If TMK transfers personal data outside of the UK, we will ensure that the transfers comply with UK data protection laws.
Examples of countries where we may transfer personal data to (other than those recognised by the ICO as having adequate levels of data protection) include, but are not limited to, Australia, India, Singapore and the United States of America.
You have a right to contact us for more information about the safeguards we have put in place (e.g. where relevant, a copy of relevant contractual commitments, which may be redacted for reasons of commercial confidentiality) to ensure the adequate protection of your personal data when this is transferred outside the UK.
How does TMK secure your personal data?
The security of your personal data is important to us and we have implemented reasonable physical, technical and administrative security standards to protect personal data from loss, misuse, alteration or destruction.
We protect your personal data against unauthorised access, use or disclosure, using security technologies and procedures, such as encryption and limited access. Only authorised individuals access your personal data, and they receive training about the importance of protecting personal data.

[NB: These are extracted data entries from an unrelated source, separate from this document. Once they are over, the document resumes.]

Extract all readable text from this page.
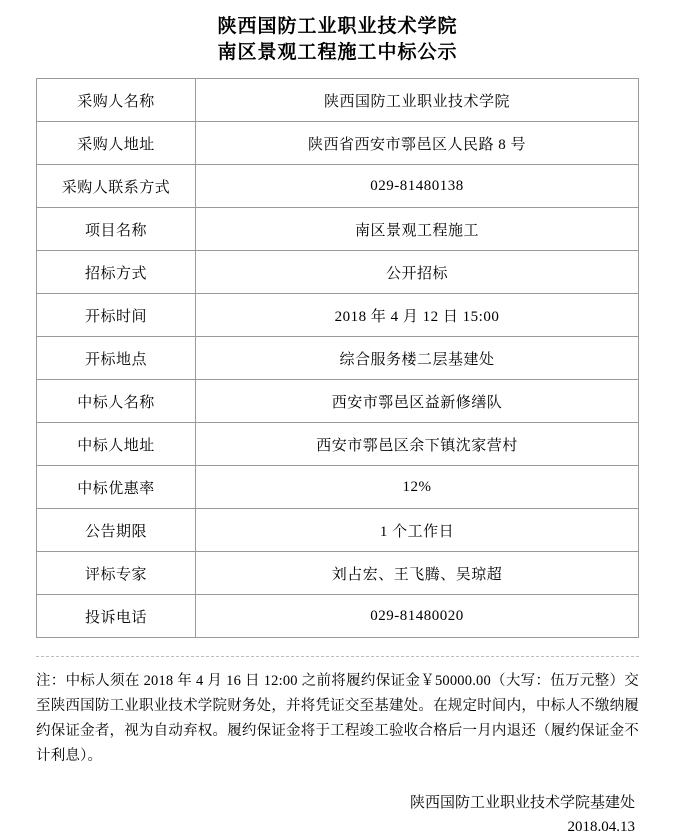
陕西国防工业职业技术学院
南区景观工程施工中标公示
采购人名称	陕西国防工业职业技术学院
采购人地址	陕西省西安市鄠邑区人民路 8 号
采购人联系方式	029-81480138
项目名称	南区景观工程施工
招标方式	公开招标
开标时间	2018 年 4 月 12 日 15:00
开标地点	综合服务楼二层基建处
中标人名称	西安市鄠邑区益新修缮队
中标人地址	西安市鄠邑区余下镇沈家营村
中标优惠率	12%
公告期限	1 个工作日
评标专家	刘占宏、王飞腾、吴琼超
投诉电话	029-81480020
注：中标人须在 2018 年 4 月 16 日 12:00 之前将履约保证金￥50000.00（大写：伍万元整）交至陕西国防工业职业技术学院财务处，并将凭证交至基建处。在规定时间内，中标人不缴纳履约保证金者，视为自动弃权。履约保证金将于工程竣工验收合格后一月内退还（履约保证金不计利息）。
陕西国防工业职业技术学院基建处
2018.04.13
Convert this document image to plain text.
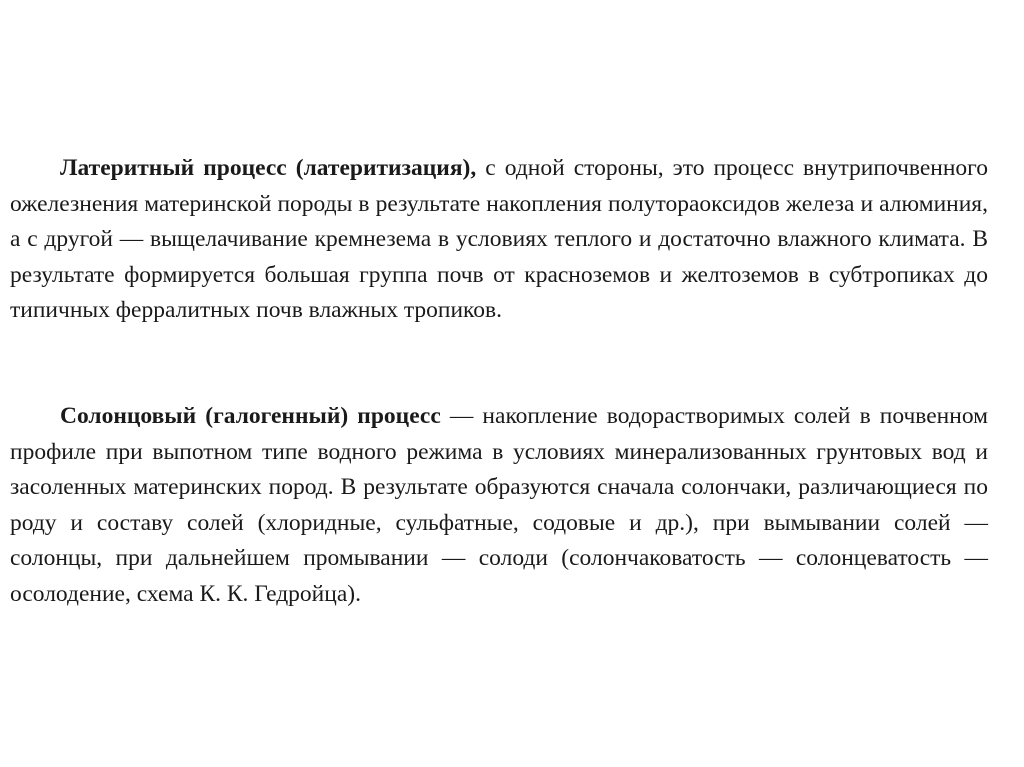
Латеритный процесс (латеритизация), с одной стороны, это процесс внутрипочвенного ожелезнения материнской породы в результате накопления полутораоксидов железа и алюминия, а с другой — выщелачивание кремнезема в условиях теплого и достаточно влажного климата. В результате формируется большая группа почв от красноземов и желтоземов в субтропиках до типичных ферралитных почв влажных тропиков.

Солонцовый (галогенный) процесс — накопление водорастворимых солей в почвенном профиле при выпотном типе водного режима в условиях минерализованных грунтовых вод и засоленных материнских пород. В результате образуются сначала солончаки, различающиеся по роду и составу солей (хлоридные, сульфатные, содовые и др.), при вымывании солей — солонцы, при дальнейшем промывании — солоди (солончаковатость — солонцеватость — осолодение, схема К. К. Гедройца).
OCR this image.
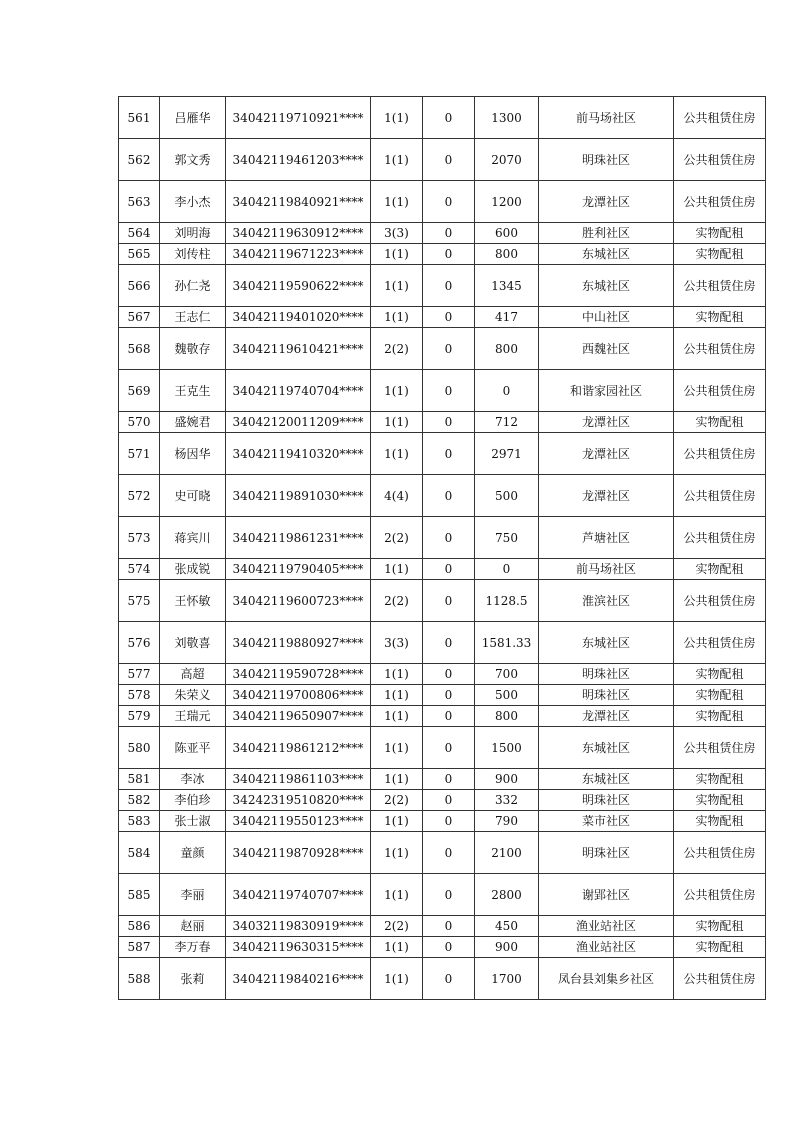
561	吕雁华	34042119710921****	1(1)	0	1300	前马场社区	公共租赁住房

562	郭文秀	34042119461203****	1(1)	0	2070	明珠社区	公共租赁住房

563	李小杰	34042119840921****	1(1)	0	1200	龙潭社区	公共租赁住房

564	刘明海	34042119630912****	3(3)	0	600	胜利社区	实物配租

565	刘传柱	34042119671223****	1(1)	0	800	东城社区	实物配租

566	孙仁尧	34042119590622****	1(1)	0	1345	东城社区	公共租赁住房

567	王志仁	34042119401020****	1(1)	0	417	中山社区	实物配租

568	魏敬存	34042119610421****	2(2)	0	800	西魏社区	公共租赁住房

569	王克生	34042119740704****	1(1)	0	0	和谐家园社区	公共租赁住房

570	盛婉君	34042120011209****	1(1)	0	712	龙潭社区	实物配租

571	杨因华	34042119410320****	1(1)	0	2971	龙潭社区	公共租赁住房

572	史可晓	34042119891030****	4(4)	0	500	龙潭社区	公共租赁住房

573	蒋宾川	34042119861231****	2(2)	0	750	芦塘社区	公共租赁住房

574	张成锐	34042119790405****	1(1)	0	0	前马场社区	实物配租

575	王怀敏	34042119600723****	2(2)	0	1128.5	淮滨社区	公共租赁住房

576	刘敬喜	34042119880927****	3(3)	0	1581.33	东城社区	公共租赁住房

577	高超	34042119590728****	1(1)	0	700	明珠社区	实物配租

578	朱荣义	34042119700806****	1(1)	0	500	明珠社区	实物配租

579	王瑞元	34042119650907****	1(1)	0	800	龙潭社区	实物配租

580	陈亚平	34042119861212****	1(1)	0	1500	东城社区	公共租赁住房

581	李冰	34042119861103****	1(1)	0	900	东城社区	实物配租

582	李伯珍	34242319510820****	2(2)	0	332	明珠社区	实物配租

583	张士淑	34042119550123****	1(1)	0	790	菜市社区	实物配租

584	童颜	34042119870928****	1(1)	0	2100	明珠社区	公共租赁住房

585	李丽	34042119740707****	1(1)	0	2800	谢郢社区	公共租赁住房

586	赵丽	34032119830919****	2(2)	0	450	渔业站社区	实物配租

587	李万春	34042119630315****	1(1)	0	900	渔业站社区	实物配租

588	张莉	34042119840216****	1(1)	0	1700	凤台县刘集乡社区	公共租赁住房
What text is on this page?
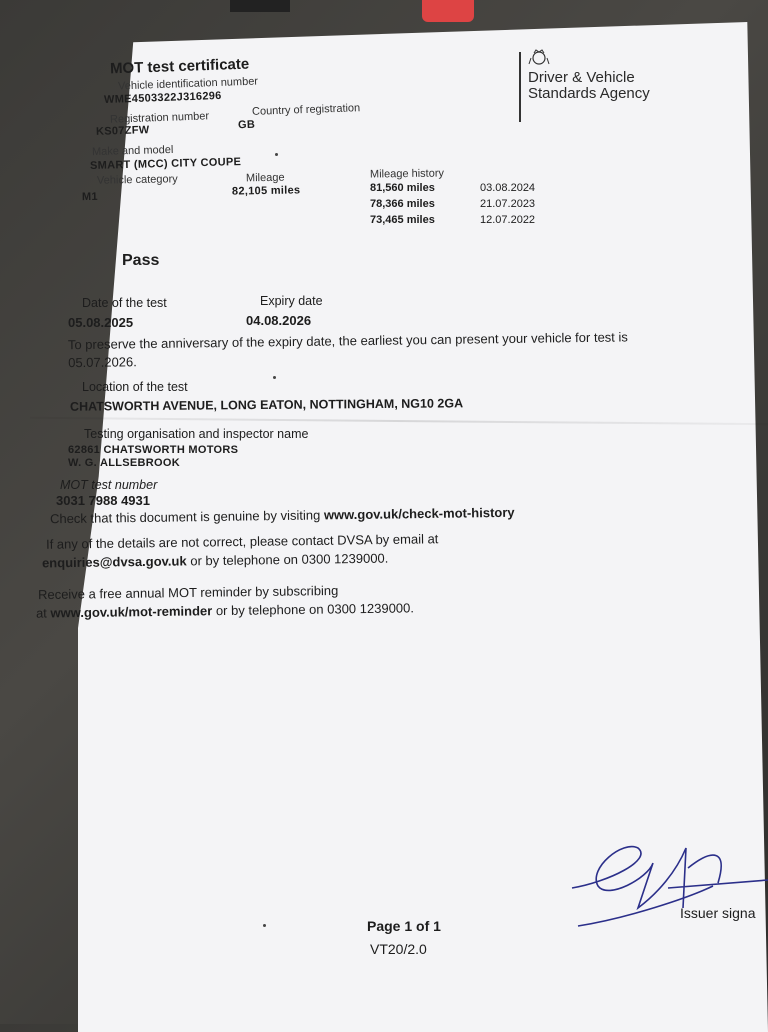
MOT test certificate
Vehicle identification number
WME4503322J316296
Registration number
KS07ZFW
Country of registration
GB
Make and model
SMART (MCC) CITY COUPE
Vehicle category
M1
Mileage
82,105 miles
Mileage history
81,560 miles	03.08.2024
78,366 miles	21.07.2023
73,465 miles	12.07.2022
Driver & Vehicle Standards Agency
Pass
Date of the test
05.08.2025
Expiry date
04.08.2026
To preserve the anniversary of the expiry date, the earliest you can present your vehicle for test is 05.07.2026.
Location of the test
CHATSWORTH AVENUE, LONG EATON, NOTTINGHAM, NG10 2GA
Testing organisation and inspector name
62861 CHATSWORTH MOTORS
W. G. ALLSEBROOK
MOT test number
3031 7988 4931
Check that this document is genuine by visiting www.gov.uk/check-mot-history
If any of the details are not correct, please contact DVSA by email at
enquiries@dvsa.gov.uk or by telephone on 0300 1239000.
Receive a free annual MOT reminder by subscribing
at www.gov.uk/mot-reminder or by telephone on 0300 1239000.
Page 1 of 1
VT20/2.0
Issuer signa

Our service providers and agents who process personal data on our behalf are contractually bound to maintain the confidentiality of personal data and may not use the personal data for any unauthorised purpose.
Contact us
If you have any queries, concerns or complaints or require further information as to how your personal data is processed, or if you wish to the exercise of any of your rights in relation to your personal data, you can contact us by post, or email at:
Data Protection Officer
Tokio Marine Kiln, 20 Fenchurch Street, London EC3M 3BY
If you are not satisfied with the way in which your personal data has been handled by TMK, you may also complain to the Data Commissioner’s Office at:
Information Commissioner's Office
Wycliffe House
Water Lane
Wilmslow
Cheshire
SK9 5AF
T: 0303 123 1113 (local rate) or 01625 545 745 (national rate)
casework@ico.org.uk
How often is this Notice updated?
We regularly review and revise this Notice. We will ensure that the most up to date version is published here. This Notice is last updated on 25 August 2023.